Circling the Sun

“Well, she’s got plenty of sun, hasn’t she?”

 

 

Later, when Jock and I were alone in our room dressing for dinner, I studied myself in the full-length looking glass. I wasn’t used to frocks and stockings, or the strapped high-heeled shoes that were the fashion then. My stocking seams wouldn’t line up straight. My new underthings, bought in Nairobi with Emma’s instructions, pinched at my waist and under my arms. I felt like an impostor.

 

“Don’t fret,” Jock said. He sat on the bed, tightening the elastic on his braces. “You look fine.”

 

I reached behind me to adjust the stockings again. “Your mother doesn’t like me.”

 

“She just doesn’t want to lose me. That’s how mothers are.” He’d spoken the words so lightly, but they stung. What would I know about it?

 

“She looks down her nose at me,” I said.

 

“Don’t be silly. You’re my wife.” He got up and came to take my hands, giving them a strong, reassuring squeeze—but as soon as he let go, his words clattered to the floor. I didn’t feel old enough to be anyone’s wife, or that I knew enough or had lived enough, or understood the essential things. I didn’t know how to say any of this to Jock, either. That I was afraid of the promises we’d made. That late at night as I lay beside him in bed I felt lonely and numb, as if some part of me had died.

 

“Please kiss me,” I said, and he did, and though I leaned against him and tried to meet the kiss and to take it in, I couldn’t quite feel it. I couldn’t feel us.

 

 

I had never spent so much time by the sea, and hated the way the air thickened with salt and sat on my skin and made me always long for a bath. I was far more comfortable with dust. Here, moisture puddled on everything and seeped into the walls, swelling the windows shut. Black spores of mould grew on the walls of the houses, ageing them like a skin.

 

“It seems wrong,” I said to Jock. “Bombay is drowning, when at home we’d kill for even a little of it.”

 

“It’s not as if India has stolen Njoro’s rain. And we are here. Try to enjoy it.”

 

Jock seemed to like playing the role of tour guide at first, proudly showing me the bright bazaars smelling of curry and onion chutneys; turbanned, swaying sitar players; the polo fields and the Turf Club, which was so rich and manicured its gleaming grass put ours in Nairobi to shame. I held his hand and listened, wanting to forget all about the trouble at home. We were newlyweds, after all—but when evening came things fell apart. We’d been married for several weeks now, and I could count on one hand the number of times we’d actually had sex. The first had been on the voyage to India. I’d been seasick for much of it, particularly when we launched away from land at the Gulf of Aden and headed out into the Arabian Sea. The horizon stretched and pitched, when I could stand to look at it.

 

Before the nausea set in, we had managed to make love on my narrow bunk, but the whole thing was such a tangle of elbows and knees and bumping chins, I barely knew the thing was happening before it was over. Afterwards, he kissed my cheek and said, “That was lovely, sweetheart.” Then he crawled out of my bunk and into his, while I was left feeling just as lost and confused as I had been on our wedding night.

 

Jock’s drinking didn’t help matters.
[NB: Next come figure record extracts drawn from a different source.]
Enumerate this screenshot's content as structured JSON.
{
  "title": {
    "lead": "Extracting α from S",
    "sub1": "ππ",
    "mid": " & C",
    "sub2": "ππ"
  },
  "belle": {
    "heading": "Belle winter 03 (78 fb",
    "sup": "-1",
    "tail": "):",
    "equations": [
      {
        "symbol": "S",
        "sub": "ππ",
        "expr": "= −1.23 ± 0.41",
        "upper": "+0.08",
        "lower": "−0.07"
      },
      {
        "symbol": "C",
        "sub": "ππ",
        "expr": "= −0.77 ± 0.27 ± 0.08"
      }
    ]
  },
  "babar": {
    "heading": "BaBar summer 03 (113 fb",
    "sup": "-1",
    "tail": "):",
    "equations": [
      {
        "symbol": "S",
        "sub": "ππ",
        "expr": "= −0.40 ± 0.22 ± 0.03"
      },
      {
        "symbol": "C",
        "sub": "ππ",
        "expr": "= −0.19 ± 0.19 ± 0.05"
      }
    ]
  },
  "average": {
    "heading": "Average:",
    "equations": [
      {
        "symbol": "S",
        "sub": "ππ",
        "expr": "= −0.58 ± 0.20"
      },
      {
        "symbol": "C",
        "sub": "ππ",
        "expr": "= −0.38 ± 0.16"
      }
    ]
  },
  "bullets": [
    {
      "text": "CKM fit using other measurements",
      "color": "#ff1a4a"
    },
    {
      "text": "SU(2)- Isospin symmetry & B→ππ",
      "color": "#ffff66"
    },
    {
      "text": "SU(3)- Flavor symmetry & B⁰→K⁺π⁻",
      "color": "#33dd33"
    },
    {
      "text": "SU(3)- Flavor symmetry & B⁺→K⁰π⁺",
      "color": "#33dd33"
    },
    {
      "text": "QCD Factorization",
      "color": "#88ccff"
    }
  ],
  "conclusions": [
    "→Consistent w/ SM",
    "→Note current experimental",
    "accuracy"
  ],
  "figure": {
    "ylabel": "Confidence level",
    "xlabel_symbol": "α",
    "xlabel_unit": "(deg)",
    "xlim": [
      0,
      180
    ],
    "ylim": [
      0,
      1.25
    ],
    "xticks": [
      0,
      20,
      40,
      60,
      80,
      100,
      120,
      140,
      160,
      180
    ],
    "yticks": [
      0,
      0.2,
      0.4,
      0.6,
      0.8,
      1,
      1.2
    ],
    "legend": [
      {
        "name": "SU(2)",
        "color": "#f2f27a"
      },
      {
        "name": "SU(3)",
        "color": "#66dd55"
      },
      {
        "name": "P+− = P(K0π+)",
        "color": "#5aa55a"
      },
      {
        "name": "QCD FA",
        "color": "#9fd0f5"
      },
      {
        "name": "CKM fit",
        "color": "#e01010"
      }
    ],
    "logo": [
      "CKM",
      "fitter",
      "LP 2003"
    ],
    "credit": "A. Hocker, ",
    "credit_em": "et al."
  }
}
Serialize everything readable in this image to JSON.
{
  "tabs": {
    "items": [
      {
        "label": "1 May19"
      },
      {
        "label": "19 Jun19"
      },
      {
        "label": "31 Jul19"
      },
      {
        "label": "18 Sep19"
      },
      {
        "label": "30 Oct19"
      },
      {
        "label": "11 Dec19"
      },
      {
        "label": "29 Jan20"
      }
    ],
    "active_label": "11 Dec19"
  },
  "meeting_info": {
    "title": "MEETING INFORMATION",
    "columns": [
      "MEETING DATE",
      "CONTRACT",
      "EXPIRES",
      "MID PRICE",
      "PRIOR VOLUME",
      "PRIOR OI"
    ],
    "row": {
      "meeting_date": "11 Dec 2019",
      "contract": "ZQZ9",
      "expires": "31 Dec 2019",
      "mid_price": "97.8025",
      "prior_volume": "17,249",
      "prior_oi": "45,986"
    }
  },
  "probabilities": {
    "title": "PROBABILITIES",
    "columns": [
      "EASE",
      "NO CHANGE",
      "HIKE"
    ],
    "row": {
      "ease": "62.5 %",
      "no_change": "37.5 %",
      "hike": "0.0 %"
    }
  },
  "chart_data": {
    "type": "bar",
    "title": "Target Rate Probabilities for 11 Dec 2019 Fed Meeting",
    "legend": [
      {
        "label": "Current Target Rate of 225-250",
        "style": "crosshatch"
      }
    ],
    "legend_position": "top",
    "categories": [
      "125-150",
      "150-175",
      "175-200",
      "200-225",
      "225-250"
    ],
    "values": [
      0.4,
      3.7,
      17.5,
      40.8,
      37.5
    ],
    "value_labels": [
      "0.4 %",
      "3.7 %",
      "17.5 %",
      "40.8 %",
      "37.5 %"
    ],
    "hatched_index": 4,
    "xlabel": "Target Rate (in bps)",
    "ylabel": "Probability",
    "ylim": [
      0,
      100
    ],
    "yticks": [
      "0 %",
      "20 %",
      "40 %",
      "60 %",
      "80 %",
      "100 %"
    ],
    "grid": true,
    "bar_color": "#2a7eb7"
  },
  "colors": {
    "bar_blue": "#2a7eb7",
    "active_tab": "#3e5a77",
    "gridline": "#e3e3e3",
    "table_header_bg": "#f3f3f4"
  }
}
At four o’clock every afternoon when we were in Bombay, we met the rest of the family on the veranda for cocktails. There was a ritual to it, I learned very quickly, every feature played out to the letter, how much ice went in, how much lime, the air filling with a tangy zest that I felt at the back of my throat. Jock’s uncle Ogden was pink faced, and always at the gin before anyone but Jock, settling in his chair under the jacaranda tree and dark, forever-noisy jackdaws.

 

“These birds have become our personal housekeepers in India,” Ogden explained with a strange note of pride, gesturing to a flock in the courtyard. “If not for them, the streets would be overrun with rubbish.”

 

I watched one delicately pluck at the carcass of a mouse, then peck at a hillock of pale-pink sand. “What’s he doing?” I asked.

 

“Cleaning his gullet,” Ogden explained. “A bit like rinsing your mouth after dinner.”